We can only purge the shit in our stories so much. Star Trek wanted to be progressive, but it was colonialist and neoliberal (and Kirk was gross about women). Princess Leia kicked ass, but then we got Jar Jar Binks. Some people want Henry Cavill brandishing his sword, some people want Daniel Craig leaping out of airplanes without ever ending up in a wheel chair (or even getting hearing damage). I won’t yuck their yum, but medieval fantasy has imbedded crusader imperialist tropes and James Bond is inseparable from its history of misogyny, red-baiting, and british colonialism. It would be great to de-colonize fantasy, but it’s hard work, and I’m not rugged enough to give up all dessert (except maybe Avatar: the Last Airbender) until we do.

Having the queen and the dukes and the viscounts be black is no more fantastical than the characters being depicted with clean hair, or any woman (even just upper class women) ending up safe, sexually fulfilled, economically secure, and regarded as humans by their partners. Because that’s what the genre is largely about. A lot of heterosexual women still fantasize about that. Men’s fantasy genres going way back (Edgar Rice Burroughs, Robert Heinlein, J.R.R. Tolkein, Lovecraft) were written by white men who enjoyed class advantage at least to the extent of having education and leisure time. The material and sexual worlds in 20th century fantasy don’t reflect the inner landscape of people who inherently worried about starving and being raped all the time. They reflect the minds of the rapists. Meanwhile, women were concocting a world where *not* ending up like Fantine in Les Mis was #goals.

So I enjoyed Bridgerton. I liked switching out the faces in the dream world, but otherwise taking the concept of a ridiculous world of horses, carriages, and fancy dress balls and running with it. Honestly, I had no idea that casting BIPOC actors was innovating away from Quinn’s text, because romance authors are doing some wacky shit these days. The only beef I had was when they tried to “explain it” into the story with the Queen (there’s actual historic context there, which is too complicated to get into, and only makes the gaffe stupider anyway). It’s like some poorly executed attempt to break the fourth wall. Just play it straight, for fucks sake.

That leaves me with the thing I really, really didn’t like: the women’s costumes. Every single costume on the core female characters (except for the four who were supposed to be tacky AF, and the one who was tragic relief) was cheap. Like, taking-short-cuts, no-excuse, phoning-it-in cheap. Maybe the budget was less lavish than it looked? But how bad would the budget woes have to be for their female lead to look like Grosse Pointe mother-of-the-bride meets homecoming queen? Every. Single.

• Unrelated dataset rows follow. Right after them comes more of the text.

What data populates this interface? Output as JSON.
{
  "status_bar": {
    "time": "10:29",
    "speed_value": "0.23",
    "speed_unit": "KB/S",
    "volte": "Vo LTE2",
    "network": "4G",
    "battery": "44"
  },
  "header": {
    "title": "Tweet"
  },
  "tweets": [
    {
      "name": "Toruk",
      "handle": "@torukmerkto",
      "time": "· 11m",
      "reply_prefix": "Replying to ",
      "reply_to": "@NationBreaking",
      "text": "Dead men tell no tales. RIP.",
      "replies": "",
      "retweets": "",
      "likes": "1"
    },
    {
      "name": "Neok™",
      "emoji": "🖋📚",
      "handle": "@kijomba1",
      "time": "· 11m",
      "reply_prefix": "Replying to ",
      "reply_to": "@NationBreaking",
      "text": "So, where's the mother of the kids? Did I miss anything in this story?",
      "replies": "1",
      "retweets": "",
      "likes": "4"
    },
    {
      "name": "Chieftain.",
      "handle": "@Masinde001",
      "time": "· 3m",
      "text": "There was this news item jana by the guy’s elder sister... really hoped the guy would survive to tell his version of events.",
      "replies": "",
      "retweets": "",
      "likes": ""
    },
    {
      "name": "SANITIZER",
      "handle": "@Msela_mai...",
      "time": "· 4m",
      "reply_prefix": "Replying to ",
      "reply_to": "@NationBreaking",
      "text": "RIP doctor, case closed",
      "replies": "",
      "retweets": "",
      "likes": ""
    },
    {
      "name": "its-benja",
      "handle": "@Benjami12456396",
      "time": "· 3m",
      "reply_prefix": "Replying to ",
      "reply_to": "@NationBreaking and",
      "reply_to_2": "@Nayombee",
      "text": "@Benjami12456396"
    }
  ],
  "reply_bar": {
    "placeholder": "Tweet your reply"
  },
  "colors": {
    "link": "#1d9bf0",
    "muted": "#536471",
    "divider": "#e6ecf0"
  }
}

Time. Weird scratchy pastel jacquard? Check. Flammable dollar store net overskirt? Yep. Plasticy prefab sequin appliques? Right here. Prom-ready tiara with polyester flowers? Gotcha covered.

I’m not a costume nerd. If anything, I’m a wannabe costume nerd. And like everything else, this isn’t about Historical Accuracy at any level. Historical Accuracy fetishists can have a go at BBC Jane Austen films, played straight. Historical Accuracy lightweights can complain about Tudors using obvious pleather. I’m not griping that Bridgerton doesn’t have 1813-appropriate, carefully considered knits like Outlander. Or even that they get the arrangement of the chemise and stays wrong. I’m more complaining about the costume team not doing some Game of Thrones style wacky embroidery that takes weeks to make and is on screen for 15 seconds (plus publicity stills). Hellllooo people, have some fun! Take your wisteria purple fantasy world and put real lace on it. You can keep the Regency fashion conventions–it’s one of the most consistently recognizable silhouettes going. I’m not asking you to give up your fluffy Disney pastel palette. I’m just suggesting cut your patterns with some reasonable complexity. Invest in some trim that actually says “luxury”. Why the everloving fuckity fuck do all your overdresses and accessories look like you got them from the prom and bridal section of Fabric Depot? Use top stitching, for the love of gawd and little fishies.

I read somewhere the color palette was supposed to invoke Wedgewood China. Which, fine… but a woman is not a tea cup.